Growing Pain are often described as an ache or throb in the legs — often in the front of the thighs, the calves or behind the knees. Growing pains tend to affect both legs and occur at night, and may even wake a child from sleep.
It’s the most common type of pain in children. It may occur every day, but usually only happen intermittently. Growing pains usually occur in children between ages 2 and 12, often starting between 3 and 5 years of age.
Causes of Growing Pains
Despite the name “growing pains,” there is no firm evidence that growing pains are linked to growth spurts.
Instead, growing pains may simply be muscle aches due to intense childhood activities .These activities include running, jumping, and climbing. Growing pains seem to be more common after a kid has a particularly full day of sports.
How Does Growing Pain Feel?
Growing pains are different for everyone. Some kids have a lot of pain, others do not. Most kids do not have pain every day.
Growing pains can come and go. They may be experienced for months or even years. Most kids outgrow growing pains within a few years.
The pain is usually felt in the late afternoon and evening, right before dinner time, and at bedtime. The leg pains may hurt so much that they may wake your child from sleep. Growing pains disappear in the morning.
In general, growing pains are felt in both legs, especially in the front of the thighs, back of legs (calves), or behind the knees.
Some children also have headaches or abdominal aches in addition to growing pains.
The Other Causes having symptoms like Growing Pain…
- Vitamin D deficiency
- Hypermobility-Hypermobility is when joints move beyond the normal range of motion. When there’s muscle stiffness and joint pain in addition to hypermobility, it’s called joint hypermobility syndrome. Hypermobility symptoms often get worse at night and after exercise. They tend to get better with rest.
- Restless leg syndrome-Restless leg syndrome is a condition characterized by the uncontrollable urge to move the legs. Symptoms of restless leg syndrome usually happen at night, while sitting or lying down.
- Juvenile idiopathic arthritis-I includes joint pain and swelling, joints that are warm to the touch, fever, rash, fatigue, stiffness, swollen lymph nodes, weight loss.
- Fibromyalgia syndrome-widespread pain in the muscles and bones, areas of tenderness, and general fatigue.
When a Doctor is needed?
Most growing pains are not serious and will go away on their own.
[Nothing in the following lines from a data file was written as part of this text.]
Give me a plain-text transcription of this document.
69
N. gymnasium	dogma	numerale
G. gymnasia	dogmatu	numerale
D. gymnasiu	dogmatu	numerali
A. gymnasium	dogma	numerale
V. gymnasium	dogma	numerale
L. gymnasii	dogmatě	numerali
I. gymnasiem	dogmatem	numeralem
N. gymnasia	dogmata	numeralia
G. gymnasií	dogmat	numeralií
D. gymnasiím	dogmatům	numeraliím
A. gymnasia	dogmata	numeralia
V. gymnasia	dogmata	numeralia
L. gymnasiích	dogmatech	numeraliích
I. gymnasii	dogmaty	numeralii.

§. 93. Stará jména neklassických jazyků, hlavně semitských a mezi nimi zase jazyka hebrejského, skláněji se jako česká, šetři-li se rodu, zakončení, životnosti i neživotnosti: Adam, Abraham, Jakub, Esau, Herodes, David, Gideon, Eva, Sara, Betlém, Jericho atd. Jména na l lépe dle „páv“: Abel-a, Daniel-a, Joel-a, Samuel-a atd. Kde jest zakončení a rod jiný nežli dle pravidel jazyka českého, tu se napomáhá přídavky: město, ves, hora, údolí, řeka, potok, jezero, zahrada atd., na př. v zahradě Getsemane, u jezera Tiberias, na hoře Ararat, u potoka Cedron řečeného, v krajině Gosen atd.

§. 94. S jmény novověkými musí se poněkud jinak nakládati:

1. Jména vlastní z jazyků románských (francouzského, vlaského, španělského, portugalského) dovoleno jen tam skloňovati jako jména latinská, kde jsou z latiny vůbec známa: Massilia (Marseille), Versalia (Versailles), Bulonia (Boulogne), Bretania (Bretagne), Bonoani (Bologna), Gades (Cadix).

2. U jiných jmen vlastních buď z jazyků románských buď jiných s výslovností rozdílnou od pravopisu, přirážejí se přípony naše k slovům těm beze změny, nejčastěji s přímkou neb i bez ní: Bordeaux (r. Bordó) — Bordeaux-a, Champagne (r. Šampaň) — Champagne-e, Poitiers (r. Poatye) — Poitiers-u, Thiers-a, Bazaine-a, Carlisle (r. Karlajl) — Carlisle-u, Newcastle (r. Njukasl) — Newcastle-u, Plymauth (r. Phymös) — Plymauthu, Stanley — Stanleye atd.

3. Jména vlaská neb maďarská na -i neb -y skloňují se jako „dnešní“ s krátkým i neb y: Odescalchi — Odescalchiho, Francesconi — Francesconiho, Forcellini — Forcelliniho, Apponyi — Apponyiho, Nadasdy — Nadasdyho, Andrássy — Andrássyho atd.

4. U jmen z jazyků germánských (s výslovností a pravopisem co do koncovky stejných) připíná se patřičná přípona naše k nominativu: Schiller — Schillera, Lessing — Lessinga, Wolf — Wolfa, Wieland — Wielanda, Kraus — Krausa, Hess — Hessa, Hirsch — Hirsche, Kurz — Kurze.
It’s important to remember that growing pains are almost always felt in both legs. Growing pains affect muscles, not joints. And they do not cause limping or fever. any of the following signs and symptoms, they should see a doctor
- pain happens often
- pain caused by an injury
- pain interferes with normal activity
- pain only on one side of their body
- pain in joints, especially with redness and swelling
- pain that lasts into morning
- loss of appetite
- unexplained weight loss
Management & Treatments:
The following things may ease discomfort and help your child feel better:
- Massaging the legs.
- Stretching the leg muscles. This may be difficult for younger kids.
- Placing a warm cloth or heating pad on the sore leg.
In Modern Medicine:
There’s no specific treatment for growing pains. If the pain does not get better, pain relieving medication such as ibuprofen is given in appropriate dose for child. But Aspirin is not given as it may cause life-threatening disease called Reye’s syndrome.
There is also no specific medicine.. Depending upon child’s symptoms totality doctor would select remedy to get rid of pain.. Here are few most commonly used medicines prescribed by doctors. But before giving any of the following to your child always consult with your doctor.
- CALC. PHOS
- BARYTA CARB
- MAG PHOS
- CUPRUM MET
Growing pains are usually harmless pains that children outgrow. Massaging, stretching, and heat compress usually ease your child’s pain. But some underlying conditions with similar symptoms may pose a serious problem. You should consult with doctor if the pain interferes with your child’s daily life or if they have any of other associated symptoms.